DNA samples obtained from the proband (II-9) were sequenced using target exome-based next-generation sequencing. Roche NimbleGen’s (Madison,USA) custom Sequence Capture Human Array was used to designed to capture 98480 kb of targeted sequence, covering 181 exons and flanking sequence (including the 100 bp of introns) of 14 genes (APC, MLH1, MSH2, MSH6, PMS2, AXIN2, BMPR1A, EPCAM, MLH3, MUTYH, PMS1, PTEN, SMAD4, STK11) which is associated colorectal cancer (CRC) and yielded an average of 6366534 reads per sample, with approximately 68.78% mapping to the targeted regions. The average sequencing depth of the target area is 303.39% with 99.51% coverage. The procedure for preparation of libraries was consistent with standard operating protocols. In each pooling batch, 10 to 33 samples were sequenced simultaneously on Illumina HiSeq 2500 Analyzers (Illumina, San Diego, USA) for 90 cycles (specially designed by us for this study). Image analysis, error estimation, and base calling were performed using Illumina Pipeline software (version 1.3.4) to generate raw data. The raw reads were screened to generate – clean reads‖ followed by established filtering criteria. Clean reads with a length of 90 bp were aligned to the reference human genome from the NCBI database (Build 37) using the Burrows Wheeler Aligner (BWA) Multi-Vision software package with output files in - bam‖ format. The bamdata were used for reads coverage in the target region and sequencing depth computation, SNP and INDEL calling, and CNV detection. First, a novel three-step computational frame work for CNV was applied. Then, SNPs and INDELs were called using SOAPsnp software and Sam tools pileup software, respectively. A SNP or INDEL was be filtered if it could not follow the criterion: supported by at least 10 reads and > 20% of the total reads. The frequency filter was set at 0.05. If a SNP frequency was more than 0.05 in any of the four databases (dbSNP, Hapmap, 1000 Genomes Project, the 124 healthy reference samples sequenced in this study), it would be regarded as a polymorphism, but not a causative mutation.

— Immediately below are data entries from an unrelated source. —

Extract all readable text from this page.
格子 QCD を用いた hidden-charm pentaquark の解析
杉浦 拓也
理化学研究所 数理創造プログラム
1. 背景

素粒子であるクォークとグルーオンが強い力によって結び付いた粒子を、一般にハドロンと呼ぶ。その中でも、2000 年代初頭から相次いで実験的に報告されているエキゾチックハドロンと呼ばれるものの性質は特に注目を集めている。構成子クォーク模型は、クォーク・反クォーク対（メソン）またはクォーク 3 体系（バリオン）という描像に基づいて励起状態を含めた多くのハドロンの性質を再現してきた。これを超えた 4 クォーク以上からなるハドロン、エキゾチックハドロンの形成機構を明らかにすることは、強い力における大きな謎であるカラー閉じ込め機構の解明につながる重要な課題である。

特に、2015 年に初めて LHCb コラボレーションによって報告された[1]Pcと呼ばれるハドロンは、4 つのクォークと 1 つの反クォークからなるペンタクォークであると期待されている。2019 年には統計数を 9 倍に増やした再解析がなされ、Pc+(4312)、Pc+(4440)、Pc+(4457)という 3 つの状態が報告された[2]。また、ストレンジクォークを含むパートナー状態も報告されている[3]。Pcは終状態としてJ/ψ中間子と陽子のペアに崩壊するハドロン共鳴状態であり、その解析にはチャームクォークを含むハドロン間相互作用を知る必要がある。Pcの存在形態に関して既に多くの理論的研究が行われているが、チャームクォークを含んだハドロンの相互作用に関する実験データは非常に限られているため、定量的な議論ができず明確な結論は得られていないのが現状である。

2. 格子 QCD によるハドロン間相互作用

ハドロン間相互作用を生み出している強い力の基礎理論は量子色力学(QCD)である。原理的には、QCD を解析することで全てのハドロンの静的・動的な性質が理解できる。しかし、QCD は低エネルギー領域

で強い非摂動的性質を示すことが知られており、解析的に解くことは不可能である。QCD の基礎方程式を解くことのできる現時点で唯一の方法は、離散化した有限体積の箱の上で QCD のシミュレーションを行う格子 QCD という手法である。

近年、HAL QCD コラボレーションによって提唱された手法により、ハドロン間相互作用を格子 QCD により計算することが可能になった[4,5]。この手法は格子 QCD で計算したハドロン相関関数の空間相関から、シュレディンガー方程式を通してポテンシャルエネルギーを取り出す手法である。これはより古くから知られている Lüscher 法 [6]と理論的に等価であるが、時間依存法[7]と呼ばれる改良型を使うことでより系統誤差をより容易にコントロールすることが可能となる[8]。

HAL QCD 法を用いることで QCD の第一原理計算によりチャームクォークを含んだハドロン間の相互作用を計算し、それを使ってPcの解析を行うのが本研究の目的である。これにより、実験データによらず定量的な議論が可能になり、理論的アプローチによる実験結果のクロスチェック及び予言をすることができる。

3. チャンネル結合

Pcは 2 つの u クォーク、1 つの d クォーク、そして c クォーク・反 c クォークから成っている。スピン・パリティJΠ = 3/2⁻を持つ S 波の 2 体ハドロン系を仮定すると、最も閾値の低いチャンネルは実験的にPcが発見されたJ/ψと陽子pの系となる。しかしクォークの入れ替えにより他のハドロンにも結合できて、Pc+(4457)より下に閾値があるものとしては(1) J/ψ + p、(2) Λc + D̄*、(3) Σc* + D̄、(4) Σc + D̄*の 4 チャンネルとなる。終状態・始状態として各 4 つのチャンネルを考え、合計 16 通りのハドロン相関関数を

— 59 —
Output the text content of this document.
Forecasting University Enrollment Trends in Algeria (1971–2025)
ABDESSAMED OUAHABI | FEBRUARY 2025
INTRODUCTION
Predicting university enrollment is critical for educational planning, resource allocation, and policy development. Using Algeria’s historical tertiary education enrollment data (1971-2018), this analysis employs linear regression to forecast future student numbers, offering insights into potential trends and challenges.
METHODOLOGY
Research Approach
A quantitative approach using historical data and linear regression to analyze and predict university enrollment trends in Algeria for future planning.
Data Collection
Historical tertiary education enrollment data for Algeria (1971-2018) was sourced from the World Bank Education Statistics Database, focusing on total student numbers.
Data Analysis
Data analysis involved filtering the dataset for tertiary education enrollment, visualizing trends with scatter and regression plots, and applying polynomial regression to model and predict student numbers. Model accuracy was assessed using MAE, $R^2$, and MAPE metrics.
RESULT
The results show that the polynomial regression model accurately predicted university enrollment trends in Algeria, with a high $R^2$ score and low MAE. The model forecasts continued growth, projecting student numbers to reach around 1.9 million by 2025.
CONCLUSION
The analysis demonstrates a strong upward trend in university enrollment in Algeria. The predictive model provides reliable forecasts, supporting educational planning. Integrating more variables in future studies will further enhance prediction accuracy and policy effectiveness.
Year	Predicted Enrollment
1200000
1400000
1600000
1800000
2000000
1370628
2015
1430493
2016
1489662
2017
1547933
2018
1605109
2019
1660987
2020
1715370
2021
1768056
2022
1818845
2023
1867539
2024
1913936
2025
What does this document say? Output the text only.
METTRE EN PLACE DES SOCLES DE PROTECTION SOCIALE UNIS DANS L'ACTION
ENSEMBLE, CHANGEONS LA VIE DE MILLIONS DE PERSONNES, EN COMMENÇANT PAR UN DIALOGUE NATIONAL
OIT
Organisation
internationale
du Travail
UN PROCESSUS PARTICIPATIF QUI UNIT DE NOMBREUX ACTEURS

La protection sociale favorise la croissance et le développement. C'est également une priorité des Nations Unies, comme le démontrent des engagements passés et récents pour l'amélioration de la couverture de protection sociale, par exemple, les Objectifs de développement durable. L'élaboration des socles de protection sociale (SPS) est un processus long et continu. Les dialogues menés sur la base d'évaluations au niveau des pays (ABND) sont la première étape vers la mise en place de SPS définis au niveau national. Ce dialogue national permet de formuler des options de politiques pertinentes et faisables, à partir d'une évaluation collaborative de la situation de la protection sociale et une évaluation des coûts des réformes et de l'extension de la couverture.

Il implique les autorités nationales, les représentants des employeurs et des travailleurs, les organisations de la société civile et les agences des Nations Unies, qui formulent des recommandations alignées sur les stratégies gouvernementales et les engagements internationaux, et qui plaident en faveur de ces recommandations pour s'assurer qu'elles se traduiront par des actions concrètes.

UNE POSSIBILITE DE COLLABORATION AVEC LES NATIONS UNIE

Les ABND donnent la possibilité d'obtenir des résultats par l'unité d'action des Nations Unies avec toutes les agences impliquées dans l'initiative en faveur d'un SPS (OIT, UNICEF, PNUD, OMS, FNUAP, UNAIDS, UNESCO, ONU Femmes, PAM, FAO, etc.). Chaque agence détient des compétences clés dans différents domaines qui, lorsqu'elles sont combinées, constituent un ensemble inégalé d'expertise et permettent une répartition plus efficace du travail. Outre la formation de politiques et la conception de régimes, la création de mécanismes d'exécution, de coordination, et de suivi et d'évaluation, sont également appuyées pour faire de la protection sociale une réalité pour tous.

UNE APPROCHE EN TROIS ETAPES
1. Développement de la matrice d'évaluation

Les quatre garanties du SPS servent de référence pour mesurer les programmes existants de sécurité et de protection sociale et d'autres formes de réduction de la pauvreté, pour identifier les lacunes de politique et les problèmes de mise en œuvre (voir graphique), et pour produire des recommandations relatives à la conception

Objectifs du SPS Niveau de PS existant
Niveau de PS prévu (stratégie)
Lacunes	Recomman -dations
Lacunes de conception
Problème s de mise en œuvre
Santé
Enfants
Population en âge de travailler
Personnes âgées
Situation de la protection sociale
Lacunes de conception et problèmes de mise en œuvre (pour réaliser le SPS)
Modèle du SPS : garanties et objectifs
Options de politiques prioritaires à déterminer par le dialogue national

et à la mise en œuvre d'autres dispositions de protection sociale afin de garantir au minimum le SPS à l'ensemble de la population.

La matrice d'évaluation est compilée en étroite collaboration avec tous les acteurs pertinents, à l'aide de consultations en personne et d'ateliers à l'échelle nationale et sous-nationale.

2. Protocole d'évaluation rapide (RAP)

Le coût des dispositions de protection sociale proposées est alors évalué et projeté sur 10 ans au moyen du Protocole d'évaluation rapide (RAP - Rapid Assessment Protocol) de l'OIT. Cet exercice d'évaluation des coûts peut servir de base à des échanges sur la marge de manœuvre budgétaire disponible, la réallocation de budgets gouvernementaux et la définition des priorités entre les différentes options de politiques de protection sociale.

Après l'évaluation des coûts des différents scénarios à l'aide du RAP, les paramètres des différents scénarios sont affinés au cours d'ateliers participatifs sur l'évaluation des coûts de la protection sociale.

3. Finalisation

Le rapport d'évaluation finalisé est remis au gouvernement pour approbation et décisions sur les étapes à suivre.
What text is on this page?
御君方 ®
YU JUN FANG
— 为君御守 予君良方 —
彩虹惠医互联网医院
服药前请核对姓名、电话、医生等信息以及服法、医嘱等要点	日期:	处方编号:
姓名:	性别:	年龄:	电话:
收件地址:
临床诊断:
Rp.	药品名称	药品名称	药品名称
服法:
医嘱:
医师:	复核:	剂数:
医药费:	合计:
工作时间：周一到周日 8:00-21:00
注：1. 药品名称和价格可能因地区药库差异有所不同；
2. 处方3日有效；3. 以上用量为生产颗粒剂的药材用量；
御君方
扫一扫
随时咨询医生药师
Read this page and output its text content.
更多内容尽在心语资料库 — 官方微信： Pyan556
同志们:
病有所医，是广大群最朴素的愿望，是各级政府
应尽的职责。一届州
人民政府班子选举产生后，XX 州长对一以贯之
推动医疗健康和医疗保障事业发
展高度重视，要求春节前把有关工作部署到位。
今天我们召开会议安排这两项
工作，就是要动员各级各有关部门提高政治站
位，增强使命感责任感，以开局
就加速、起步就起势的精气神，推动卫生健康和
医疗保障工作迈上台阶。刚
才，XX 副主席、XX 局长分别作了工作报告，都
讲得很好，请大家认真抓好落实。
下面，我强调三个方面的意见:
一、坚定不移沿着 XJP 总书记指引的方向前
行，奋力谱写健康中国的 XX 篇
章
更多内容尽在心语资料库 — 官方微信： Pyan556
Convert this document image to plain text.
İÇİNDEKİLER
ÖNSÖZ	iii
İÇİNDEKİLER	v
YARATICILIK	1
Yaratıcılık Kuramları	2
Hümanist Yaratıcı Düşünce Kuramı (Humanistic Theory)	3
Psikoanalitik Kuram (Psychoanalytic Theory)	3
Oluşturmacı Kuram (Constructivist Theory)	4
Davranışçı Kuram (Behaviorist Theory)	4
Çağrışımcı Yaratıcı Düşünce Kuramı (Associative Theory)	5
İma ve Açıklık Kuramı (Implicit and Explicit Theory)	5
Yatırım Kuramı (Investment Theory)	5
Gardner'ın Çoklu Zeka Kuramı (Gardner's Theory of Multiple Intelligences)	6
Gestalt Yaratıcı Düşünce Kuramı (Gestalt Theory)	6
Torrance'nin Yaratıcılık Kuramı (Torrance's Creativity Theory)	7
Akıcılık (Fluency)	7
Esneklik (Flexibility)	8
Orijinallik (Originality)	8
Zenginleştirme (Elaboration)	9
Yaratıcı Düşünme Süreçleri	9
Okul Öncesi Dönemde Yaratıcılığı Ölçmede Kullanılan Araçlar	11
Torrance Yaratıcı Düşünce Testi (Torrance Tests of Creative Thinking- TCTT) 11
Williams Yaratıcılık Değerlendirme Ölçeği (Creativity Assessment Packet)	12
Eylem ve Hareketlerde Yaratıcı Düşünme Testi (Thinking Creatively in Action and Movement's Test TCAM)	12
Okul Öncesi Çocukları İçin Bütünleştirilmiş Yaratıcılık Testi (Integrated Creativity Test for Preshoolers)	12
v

Last, SNVs were retrieved in The Human Gene Mutation Database (http://www.hgmd.cf.ac.uk/ac/index.php) and the Leiden Open Variation Database (http://www.lovd.nl/3.0/home), and then labeled as reported or novel.

Confirmation of the novel splice-site mutation by sanger sequence

To validate true positive of the mutation, Sanger sequencing was performed. Primers flanking the candidate loci were designed based on the reference genomic sequences of Human Genome from GenBank in NCBI and synthesized by Invitrogen, Shanghai, China. PCR amplification was carried out in ABI 9700 Thermal Cycler. PCR products were directly sequenced on ABI PRISM 3730 automated sequencer (Applied Biosystems, Foster City, CA, USA). Sequence data comparisons and analysis were performed by DNASTAR SeqMan (DNASTAR, Madison, Wisconsin, USA).

The heterozygous novel splice-acceptor site mutations identified through targeted next generation sequencing were verified through Sanger sequencing using the primers: F1 5′-TTTACCAGTGAGGGACGGGC-3′, R1 5′-GTTTGTCTGGCTCCGGTAAGTA-3′. The reference sequence NM_000038 of APC was used.

Bioinformatics analysis

In silico analysis

This heterozygous novel splice site mutation is located at splice-acceptor site between intron 14 and exon 15. In order to understand the effect of this mutation on APC mRNA splicing, we have done in silico analysis.

In our in silico analysis we identified the effect of this mutation on APC mRNA splicing by Human splicing finder (http://www.umd.be/HSF3/) [23].

ACKNOWLEDGMENTS AND FUNDING

We are grateful to our patients for their sincere participation in this study. This work was supported by (1) the construction and management of colorectal malignant tumor biological sample bank, Project number 14KG108; (2) FAP new APC mutation family analysis, functional analysis and clinical research, project number 2014KZ058.

CONFLICTS OF INTEREST

The author(s) declare no competing financial interests.